As far as coding in Python, I think this is nicely done, with good style, comments, and testing included. I agree with you it's a bit clunky, and I have some other minor comments too.

What's clunky

I have some ideas why it might feel a bit clunky.

get_workspaces_and_variables could return more useful objects. The workspaces are raw lines, not yet parsed. The variables is already good, it's a dictionary ready to use to substitute symbols with actual values. As I try to build a mental model of the program in my head, I feel a heavy burden here, having to remember about two kinds of objects, where one of them needs more work. I would prefer a parse_workspaces function that returns workspaces in an intuitive format.

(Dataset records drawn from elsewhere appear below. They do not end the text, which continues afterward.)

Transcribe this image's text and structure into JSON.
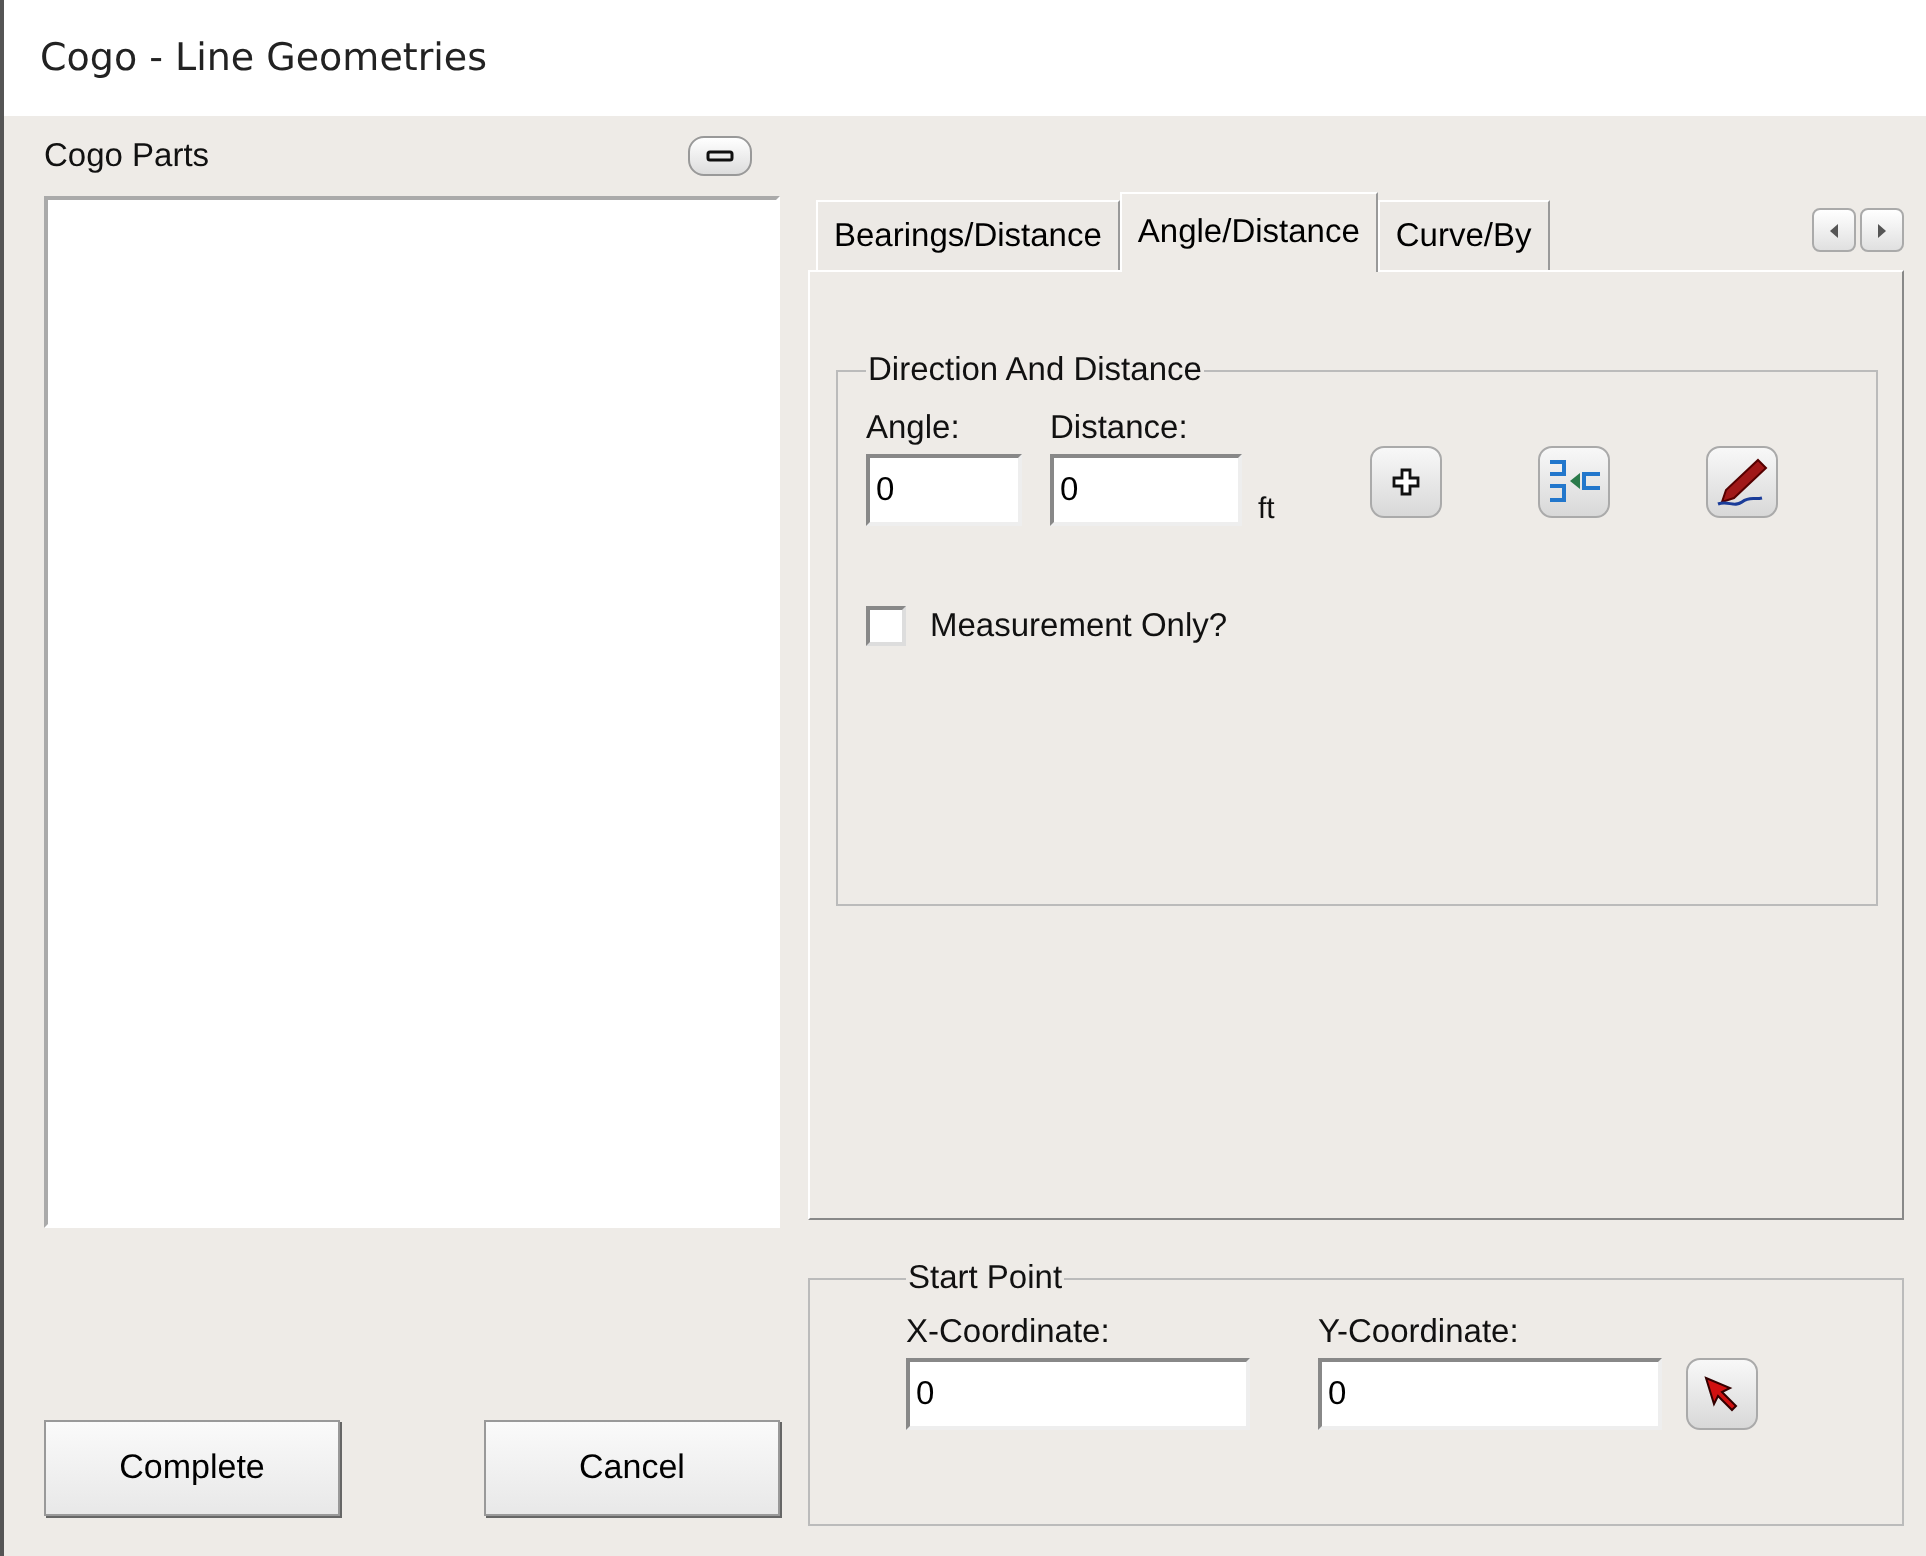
{
  "window": {
    "title": "Cogo - Line Geometries"
  },
  "cogo_parts": {
    "label": "Cogo Parts"
  },
  "tabs": [
    {
      "label": "Bearings/Distance",
      "selected": false
    },
    {
      "label": "Angle/Distance",
      "selected": true
    },
    {
      "label": "Curve/By",
      "selected": false
    }
  ],
  "direction_group": {
    "title": "Direction And Distance",
    "angle": {
      "label": "Angle:",
      "value": "0"
    },
    "distance": {
      "label": "Distance:",
      "value": "0",
      "unit": "ft"
    },
    "measurement_only": {
      "label": "Measurement Only?",
      "checked": false
    }
  },
  "start_point": {
    "title": "Start Point",
    "x": {
      "label": "X-Coordinate:",
      "value": "0"
    },
    "y": {
      "label": "Y-Coordinate:",
      "value": "0"
    }
  },
  "buttons": [
    "Complete",
    "Cancel"
  ]
}
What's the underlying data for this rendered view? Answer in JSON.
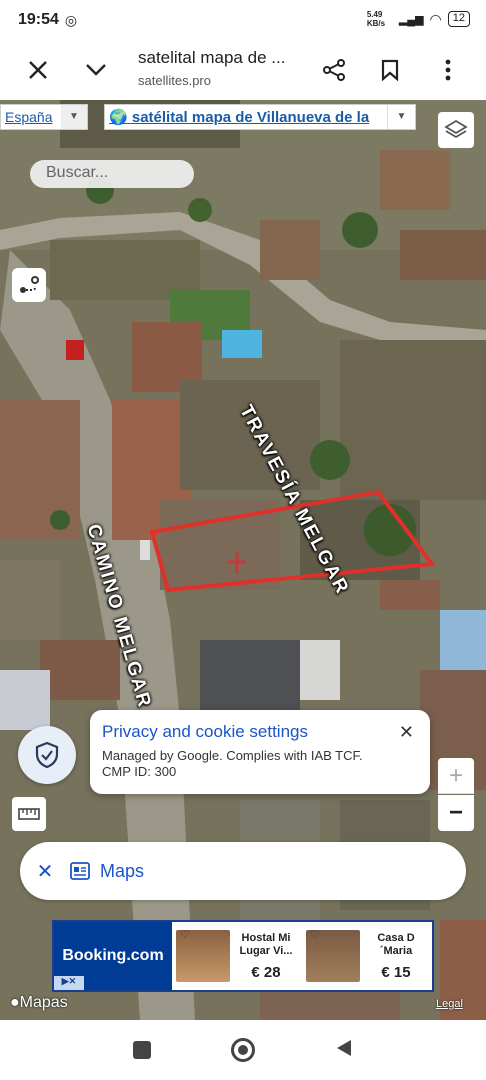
{
  "status_bar": {
    "time": "19:54",
    "network_speed": "5.49 KB/s",
    "battery": "12"
  },
  "toolbar": {
    "title": "satelital mapa de ...",
    "url": "satellites.pro"
  },
  "map": {
    "region_select": "España",
    "site_select": "satélital mapa de Villanueva de la",
    "search_placeholder": "Buscar...",
    "street_1": "TRAVESÍA MELGAR",
    "street_2": "CAMINO MELGAR",
    "zoom_in": "+",
    "zoom_out": "−"
  },
  "privacy": {
    "title": "Privacy and cookie settings",
    "body": "Managed by Google. Complies with IAB TCF. CMP ID: 300"
  },
  "maps_bar": {
    "label": "Maps"
  },
  "ad": {
    "brand": "Booking.com",
    "items": [
      {
        "name": "Hostal Mi Lugar Vi...",
        "price": "€ 28"
      },
      {
        "name": "Casa D ´Maria",
        "price": "€ 15"
      }
    ]
  },
  "attribution": {
    "apple": "Mapas",
    "legal": "Legal"
  },
  "colors": {
    "accent": "#1a55c8",
    "plot_outline": "#e0302a",
    "booking": "#003b95"
  }
}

workspaces_without_variables takes raw workspace lines and variable mappings, and returns workspaces in an intuitive format, with all variables resolved. And that's fine, it just looks kind of a lot of code. It would be good to extract to a function the duplicated variables[name] if name.startswith("$") else name. Also, I think the parsing could be done a bit simpler. In a code comment, an example raw line would be helpful too.

Finally, workspaces_2_outputs creates the final desired mapping, I just find this line a little bit cryptic:

for _ in range(len(max((x[1] for x in workspaces), key=len)))

That is, it finds the max entry by length, and then takes the length as the limit of the range. I would find it more natural to take the lengths, and then find the max of them. And instead of numeric indexing, I would use descriptive names. Like this:

for _ in range(max(len(outputs) for _, outputs in workspaces))]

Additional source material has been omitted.